The isolation and protection of client data is another problem that needs to be solved. In order to ensure that the data of multiple clients does not interfere with each other, we designed a highly efficient and flexible configuration of the memory mapping mechanism to manage the memory space of different clients so as to achieve physical isolation of the client data without reducing access efficiency. Our solution is an evolution of Imagination’s HyperLane virtualisation technology that creates up to eight individual control lanes per core, each securely isolated in memory, with flexible performance management techniques.
What features of IMG BXT have added the most value to Fantasy One?
Imagination’s tile-based deferred rendering architecture brings significant power efficiency benefits to the FengHua (Fantasy) Series GPUs, enabling us to support more ways of cloud gaming than competitors at the same power consumption level.
What has been the response from customers and the market on Fantasy One?
Fantasy One has received rapid market acclaim upon its launch.

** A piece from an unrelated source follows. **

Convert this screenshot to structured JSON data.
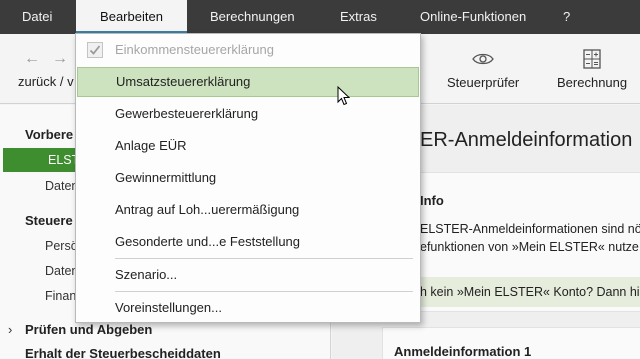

After testing and evaluation, our customer found that Fantasy One has outstanding advantages in terms of energy efficiency ratio, number of customers supported by a single card, and price/performance ratio when compared against competing solutions in typical cloud gaming scenarios.
What is next for Innosilicon?
Fantasy One and Fantasy Two are just the beginning for Innosilicon, and the results have been very good since their launch. Our next step will be to continue to cultivate two product lines: one for the low-power market and one for the server market.
In the low-power market, in addition to continuing to improve performance, we will actively explore application scenarios in different industries and launch products that focus more on energy efficiency, low cost, and cost-effectiveness.
In the server market, we will continue to introduce products with more advanced technology and stronger performance. For example, we will adopt chiplet technology, which can break through the limitations of process bottlenecks and better improve performance.